Thimotée Robart: Ich wollte eigentlich gar kein Schauspieler werden. Meine Eltern waren beide Schauspieler und ich habe ihnen immer gesagt, dass ich nicht so ein Leben wie sie führen möchte. Mein eigentlicher Beruf ist auch gar nicht Schauspieler, sondern Tonassistent. Tatsächlich kennen Marie und ich uns auch von vorher, weil ich ein Praktikum beim Fernsehen gemacht habe und an einer Show gearbeitet, wo sie mitgespielt hat. Es war daher ganz lustig, als wir uns bei Die Magnetischen wiedergetroffen haben.
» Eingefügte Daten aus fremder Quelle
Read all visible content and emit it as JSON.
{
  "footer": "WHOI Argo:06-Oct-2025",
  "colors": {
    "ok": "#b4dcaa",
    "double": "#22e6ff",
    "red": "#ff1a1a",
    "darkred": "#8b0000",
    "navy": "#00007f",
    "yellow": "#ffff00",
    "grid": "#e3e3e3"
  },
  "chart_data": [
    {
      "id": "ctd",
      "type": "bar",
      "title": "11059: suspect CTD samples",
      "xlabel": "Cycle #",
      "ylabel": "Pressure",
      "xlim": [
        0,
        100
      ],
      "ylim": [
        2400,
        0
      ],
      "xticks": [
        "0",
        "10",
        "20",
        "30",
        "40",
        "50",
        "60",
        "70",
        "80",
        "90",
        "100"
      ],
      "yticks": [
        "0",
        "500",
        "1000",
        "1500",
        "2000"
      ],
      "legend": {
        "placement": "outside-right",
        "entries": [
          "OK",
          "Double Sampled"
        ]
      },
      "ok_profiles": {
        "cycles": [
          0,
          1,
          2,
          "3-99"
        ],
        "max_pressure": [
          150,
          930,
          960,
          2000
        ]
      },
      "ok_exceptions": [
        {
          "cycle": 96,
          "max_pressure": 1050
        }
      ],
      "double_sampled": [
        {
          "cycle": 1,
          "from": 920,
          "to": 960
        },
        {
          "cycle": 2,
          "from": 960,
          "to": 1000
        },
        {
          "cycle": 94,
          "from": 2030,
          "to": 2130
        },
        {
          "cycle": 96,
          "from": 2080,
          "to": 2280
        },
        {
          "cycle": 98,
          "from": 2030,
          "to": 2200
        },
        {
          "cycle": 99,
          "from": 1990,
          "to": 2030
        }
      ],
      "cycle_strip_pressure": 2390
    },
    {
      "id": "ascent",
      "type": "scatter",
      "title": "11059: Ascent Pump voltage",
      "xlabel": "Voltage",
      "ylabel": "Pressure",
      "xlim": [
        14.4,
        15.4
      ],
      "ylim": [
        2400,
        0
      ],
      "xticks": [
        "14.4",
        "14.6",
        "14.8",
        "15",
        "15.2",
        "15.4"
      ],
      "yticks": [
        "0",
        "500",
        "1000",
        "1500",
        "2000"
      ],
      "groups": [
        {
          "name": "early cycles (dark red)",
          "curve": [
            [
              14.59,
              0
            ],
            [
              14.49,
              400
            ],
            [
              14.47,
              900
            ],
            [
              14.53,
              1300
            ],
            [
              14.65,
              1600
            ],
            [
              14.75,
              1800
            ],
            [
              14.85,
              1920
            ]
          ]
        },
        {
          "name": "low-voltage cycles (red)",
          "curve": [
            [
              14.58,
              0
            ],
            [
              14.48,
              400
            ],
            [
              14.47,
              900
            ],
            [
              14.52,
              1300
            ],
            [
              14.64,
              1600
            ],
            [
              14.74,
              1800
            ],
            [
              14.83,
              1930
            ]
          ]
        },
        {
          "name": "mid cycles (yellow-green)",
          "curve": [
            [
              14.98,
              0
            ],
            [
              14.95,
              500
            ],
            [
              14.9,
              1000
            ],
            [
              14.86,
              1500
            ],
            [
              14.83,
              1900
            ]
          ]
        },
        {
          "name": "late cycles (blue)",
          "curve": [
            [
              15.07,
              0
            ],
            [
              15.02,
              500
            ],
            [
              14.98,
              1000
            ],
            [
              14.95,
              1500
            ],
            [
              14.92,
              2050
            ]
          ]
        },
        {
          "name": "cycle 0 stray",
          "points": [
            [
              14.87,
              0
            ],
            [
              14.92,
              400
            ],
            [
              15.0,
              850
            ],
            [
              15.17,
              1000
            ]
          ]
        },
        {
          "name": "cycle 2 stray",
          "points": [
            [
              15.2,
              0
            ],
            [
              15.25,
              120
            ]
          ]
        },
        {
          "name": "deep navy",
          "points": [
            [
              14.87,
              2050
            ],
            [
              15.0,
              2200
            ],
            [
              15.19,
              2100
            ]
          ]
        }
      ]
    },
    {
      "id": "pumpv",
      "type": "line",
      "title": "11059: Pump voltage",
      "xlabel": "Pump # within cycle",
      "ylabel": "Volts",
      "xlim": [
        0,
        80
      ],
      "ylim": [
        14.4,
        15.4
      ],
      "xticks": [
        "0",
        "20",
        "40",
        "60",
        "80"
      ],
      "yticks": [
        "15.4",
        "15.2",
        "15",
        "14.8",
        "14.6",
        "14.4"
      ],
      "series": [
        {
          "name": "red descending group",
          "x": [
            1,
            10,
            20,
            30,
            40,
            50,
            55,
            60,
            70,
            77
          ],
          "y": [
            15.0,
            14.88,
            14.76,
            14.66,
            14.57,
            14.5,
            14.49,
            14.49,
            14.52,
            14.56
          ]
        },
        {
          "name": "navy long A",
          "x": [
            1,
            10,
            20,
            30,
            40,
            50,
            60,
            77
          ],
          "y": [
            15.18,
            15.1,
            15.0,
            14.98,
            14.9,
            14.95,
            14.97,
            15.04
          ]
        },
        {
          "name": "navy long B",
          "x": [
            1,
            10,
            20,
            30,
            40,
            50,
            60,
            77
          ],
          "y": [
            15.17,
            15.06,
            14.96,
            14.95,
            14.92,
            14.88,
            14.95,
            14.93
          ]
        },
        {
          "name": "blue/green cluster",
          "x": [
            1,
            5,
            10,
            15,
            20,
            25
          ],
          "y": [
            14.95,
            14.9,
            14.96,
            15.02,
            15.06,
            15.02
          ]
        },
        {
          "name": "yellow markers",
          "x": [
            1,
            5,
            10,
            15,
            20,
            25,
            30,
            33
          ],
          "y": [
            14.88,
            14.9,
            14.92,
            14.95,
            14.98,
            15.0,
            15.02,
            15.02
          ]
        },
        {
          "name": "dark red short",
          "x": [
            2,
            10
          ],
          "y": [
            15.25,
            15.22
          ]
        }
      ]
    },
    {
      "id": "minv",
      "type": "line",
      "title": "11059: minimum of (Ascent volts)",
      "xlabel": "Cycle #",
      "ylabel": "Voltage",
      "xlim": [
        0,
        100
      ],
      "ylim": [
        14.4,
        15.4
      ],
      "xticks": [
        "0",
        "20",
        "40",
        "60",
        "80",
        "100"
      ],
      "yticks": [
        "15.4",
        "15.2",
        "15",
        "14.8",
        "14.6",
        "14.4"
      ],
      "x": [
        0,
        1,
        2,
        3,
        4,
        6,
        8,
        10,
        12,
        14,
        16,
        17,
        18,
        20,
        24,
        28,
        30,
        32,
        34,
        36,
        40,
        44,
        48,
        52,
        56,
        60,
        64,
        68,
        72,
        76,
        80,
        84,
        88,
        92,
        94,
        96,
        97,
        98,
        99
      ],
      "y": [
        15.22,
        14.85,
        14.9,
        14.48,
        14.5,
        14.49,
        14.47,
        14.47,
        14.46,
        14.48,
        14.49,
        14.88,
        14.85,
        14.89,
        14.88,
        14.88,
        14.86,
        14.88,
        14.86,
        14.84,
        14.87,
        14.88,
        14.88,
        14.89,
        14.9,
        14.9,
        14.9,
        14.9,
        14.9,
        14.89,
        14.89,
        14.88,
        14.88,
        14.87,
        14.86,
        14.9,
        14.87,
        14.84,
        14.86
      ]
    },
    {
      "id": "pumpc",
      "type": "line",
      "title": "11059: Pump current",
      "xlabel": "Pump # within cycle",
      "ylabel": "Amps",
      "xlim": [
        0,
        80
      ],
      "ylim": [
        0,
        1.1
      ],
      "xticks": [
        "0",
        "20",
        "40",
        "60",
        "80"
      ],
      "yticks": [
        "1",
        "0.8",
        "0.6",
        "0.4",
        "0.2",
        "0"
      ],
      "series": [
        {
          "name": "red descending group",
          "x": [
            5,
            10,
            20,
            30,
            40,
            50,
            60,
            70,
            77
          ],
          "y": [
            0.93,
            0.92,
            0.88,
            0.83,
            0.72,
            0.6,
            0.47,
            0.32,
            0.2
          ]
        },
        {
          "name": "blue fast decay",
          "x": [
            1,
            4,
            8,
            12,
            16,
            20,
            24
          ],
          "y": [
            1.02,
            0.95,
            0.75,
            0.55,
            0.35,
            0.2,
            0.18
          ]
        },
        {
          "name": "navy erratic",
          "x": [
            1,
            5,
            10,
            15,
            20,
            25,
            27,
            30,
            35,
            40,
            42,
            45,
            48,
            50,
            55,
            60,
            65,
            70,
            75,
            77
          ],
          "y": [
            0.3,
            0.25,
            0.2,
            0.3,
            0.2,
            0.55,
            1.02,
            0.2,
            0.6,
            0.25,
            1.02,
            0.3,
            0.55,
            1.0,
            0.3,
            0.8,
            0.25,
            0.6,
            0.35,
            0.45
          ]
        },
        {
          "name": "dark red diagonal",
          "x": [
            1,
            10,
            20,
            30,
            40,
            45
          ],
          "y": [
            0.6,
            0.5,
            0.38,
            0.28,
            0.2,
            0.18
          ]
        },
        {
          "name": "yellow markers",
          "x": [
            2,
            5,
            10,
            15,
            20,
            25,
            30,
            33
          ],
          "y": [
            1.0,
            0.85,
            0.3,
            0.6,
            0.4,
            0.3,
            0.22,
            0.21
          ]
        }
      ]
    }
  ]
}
Marie Colomb: Ich wollte immer schon Schauspielerin werden, seit ich sechs Jahre bin. Am Anfang gab es für mich dabei aber nur das Theater und ich wollte gar nichts anderes. Ich bin erst mit 18 beim Dreh eines Films gelandet und habe mich in diese Arbeit verliebt.

Und spielst du jetzt noch Theater?

Marie Colomb: Nein. In Frankreich brauchst du beim Theater eine richtige Schauspielausbildung um voranzukommen. Du musst an einer großen Schauspielschule gewesen sein. Beim Kino kannst du es auch ohne schaffen.

Und wie wichtig ist Musik in eurem Leben? In Die Magnetischen geht es sehr viel über das Thema.

Marie Colomb: Bei mir ist es sehr wichtig, weil ich aus einer Musiker-Familie komme. Ich höre auch viel Musik, wenn es mir gerade schlecht geht und ich auf andere Gedanken kommen will.

Thimotée Robart: Ich höre auch sehr viel Musik. Eine Zeit lang habe ich vor allem Rockmusik mit Sängerinnen gehört, keine Ahnung warum. Vor Kurzem habe ich Mazzy Star für mich entdeckt und ich liebe ihre Stimme! Ansonsten höre ich viel Reggae. Reggae geht immer. Manchmal auch elektronische Musik, wenn mir danach ist.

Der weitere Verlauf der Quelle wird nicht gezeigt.